First of all, your message, David, remember me that I forgot to include quote and curved quote in the main group of the regex.
Quote:
Originally Posted by davidfor
I just tried this and it picked up "I" by itself. Which I suppose if you are using title case for the matched words works, but, not if you are just changing them to lower case.
|
Yes, I was not worried with "I" because the OP said he wanted to capitalize each word (1st letter uppercase). So "I" wasn't a concern.
If we want to exclude I\s and I' from the capture group, it begins to be tricky for me using regex (I tried (*SKIP)(*F) and negative look-ahead, but with a relative success). I would rather do this inside the regex function, we may lower everything and then capitalize back all \bi[\s'’].
Anyway, I totally agree with you in that an automatic treatment will probably create lots of false negatives and false positives, and is not recommanded.
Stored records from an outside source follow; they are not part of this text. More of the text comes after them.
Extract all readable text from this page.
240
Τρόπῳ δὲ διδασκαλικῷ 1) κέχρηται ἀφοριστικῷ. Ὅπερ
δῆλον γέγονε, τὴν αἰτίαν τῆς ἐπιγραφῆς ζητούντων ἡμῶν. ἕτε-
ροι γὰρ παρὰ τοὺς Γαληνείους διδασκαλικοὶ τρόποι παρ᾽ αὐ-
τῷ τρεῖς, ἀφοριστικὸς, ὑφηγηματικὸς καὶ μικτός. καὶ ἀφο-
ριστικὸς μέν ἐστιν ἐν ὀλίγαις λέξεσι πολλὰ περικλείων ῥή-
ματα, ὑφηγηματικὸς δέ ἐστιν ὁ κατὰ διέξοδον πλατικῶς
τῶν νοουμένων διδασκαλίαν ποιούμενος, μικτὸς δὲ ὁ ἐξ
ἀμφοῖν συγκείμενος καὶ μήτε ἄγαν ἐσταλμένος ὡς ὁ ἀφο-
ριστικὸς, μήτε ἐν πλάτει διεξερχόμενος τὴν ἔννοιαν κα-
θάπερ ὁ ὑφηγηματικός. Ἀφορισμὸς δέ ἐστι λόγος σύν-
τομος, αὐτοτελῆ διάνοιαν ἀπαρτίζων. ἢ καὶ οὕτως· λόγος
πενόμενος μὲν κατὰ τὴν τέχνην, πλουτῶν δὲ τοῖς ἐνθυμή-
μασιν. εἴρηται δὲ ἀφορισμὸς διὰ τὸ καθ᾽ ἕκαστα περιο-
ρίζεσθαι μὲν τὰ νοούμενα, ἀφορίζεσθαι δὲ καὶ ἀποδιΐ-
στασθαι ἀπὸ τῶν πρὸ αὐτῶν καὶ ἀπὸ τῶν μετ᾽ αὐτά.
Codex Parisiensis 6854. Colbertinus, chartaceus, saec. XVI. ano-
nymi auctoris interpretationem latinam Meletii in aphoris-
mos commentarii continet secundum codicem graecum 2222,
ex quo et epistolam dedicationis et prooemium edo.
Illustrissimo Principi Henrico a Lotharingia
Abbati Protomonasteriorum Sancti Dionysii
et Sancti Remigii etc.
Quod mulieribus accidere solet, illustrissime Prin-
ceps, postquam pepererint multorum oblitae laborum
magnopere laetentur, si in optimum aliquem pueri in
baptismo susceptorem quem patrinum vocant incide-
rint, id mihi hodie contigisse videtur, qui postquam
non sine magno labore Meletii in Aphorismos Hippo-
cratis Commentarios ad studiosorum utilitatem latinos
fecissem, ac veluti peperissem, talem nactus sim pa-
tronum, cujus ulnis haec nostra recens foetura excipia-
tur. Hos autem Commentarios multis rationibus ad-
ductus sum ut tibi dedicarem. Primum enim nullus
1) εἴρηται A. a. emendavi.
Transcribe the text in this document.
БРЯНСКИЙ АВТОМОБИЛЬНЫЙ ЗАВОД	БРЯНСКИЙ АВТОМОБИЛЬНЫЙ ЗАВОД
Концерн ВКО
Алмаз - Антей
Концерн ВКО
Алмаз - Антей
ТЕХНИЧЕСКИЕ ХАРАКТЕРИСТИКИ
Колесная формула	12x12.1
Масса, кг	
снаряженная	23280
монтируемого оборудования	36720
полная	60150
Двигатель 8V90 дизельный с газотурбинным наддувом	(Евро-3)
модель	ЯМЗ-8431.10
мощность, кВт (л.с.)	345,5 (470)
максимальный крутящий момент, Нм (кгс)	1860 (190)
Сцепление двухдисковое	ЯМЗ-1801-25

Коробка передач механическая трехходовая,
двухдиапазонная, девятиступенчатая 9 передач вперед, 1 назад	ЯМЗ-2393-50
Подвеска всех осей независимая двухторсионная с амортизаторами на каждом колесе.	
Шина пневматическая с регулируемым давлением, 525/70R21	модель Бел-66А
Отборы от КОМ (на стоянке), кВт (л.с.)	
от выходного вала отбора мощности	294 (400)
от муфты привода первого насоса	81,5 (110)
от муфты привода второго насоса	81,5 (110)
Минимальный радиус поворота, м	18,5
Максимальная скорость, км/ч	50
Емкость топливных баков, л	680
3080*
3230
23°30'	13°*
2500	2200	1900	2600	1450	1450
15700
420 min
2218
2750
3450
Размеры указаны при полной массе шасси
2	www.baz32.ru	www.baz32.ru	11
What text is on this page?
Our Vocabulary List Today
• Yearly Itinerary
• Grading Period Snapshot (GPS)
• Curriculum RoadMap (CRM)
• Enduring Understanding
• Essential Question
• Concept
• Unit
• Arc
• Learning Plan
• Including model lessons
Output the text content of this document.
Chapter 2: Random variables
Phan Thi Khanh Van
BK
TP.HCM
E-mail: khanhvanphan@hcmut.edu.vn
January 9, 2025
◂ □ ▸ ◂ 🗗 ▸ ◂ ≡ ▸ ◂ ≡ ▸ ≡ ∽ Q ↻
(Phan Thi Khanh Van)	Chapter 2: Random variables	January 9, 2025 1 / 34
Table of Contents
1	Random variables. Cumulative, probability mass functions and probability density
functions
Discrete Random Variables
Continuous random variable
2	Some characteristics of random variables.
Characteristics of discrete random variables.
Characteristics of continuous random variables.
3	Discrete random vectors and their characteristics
A solution could be to list all caps words in a text file (using a regex function), and use this file, after cleaning, as an index to say to the regex-function which words are to process (or at the contrary, which are not, a choice to do in relation with the aspect of the list). But it would be lot of work for the expected result, I guess (I mean in cleaning, the 2 regex-functions are quite easy to do).
Quote:
Originally Posted by davidfor
Or use a span with a transform to lower case or capitalize.
|
Yes, this is clever, since we don't touch the text itself, but its style, so it's easy to give an aspect or another. The problem in that approch still is "I", which must resist to lowering case, so the regex-function will have a hard job to put the tags at the right places.
Another problem is that many e-readers don't respect the directive "text-transform" or "font-variant", and it's the case with mine. I don't know why, since it would be very easy to implement this, but the fact is there, those directives are not bullet proof.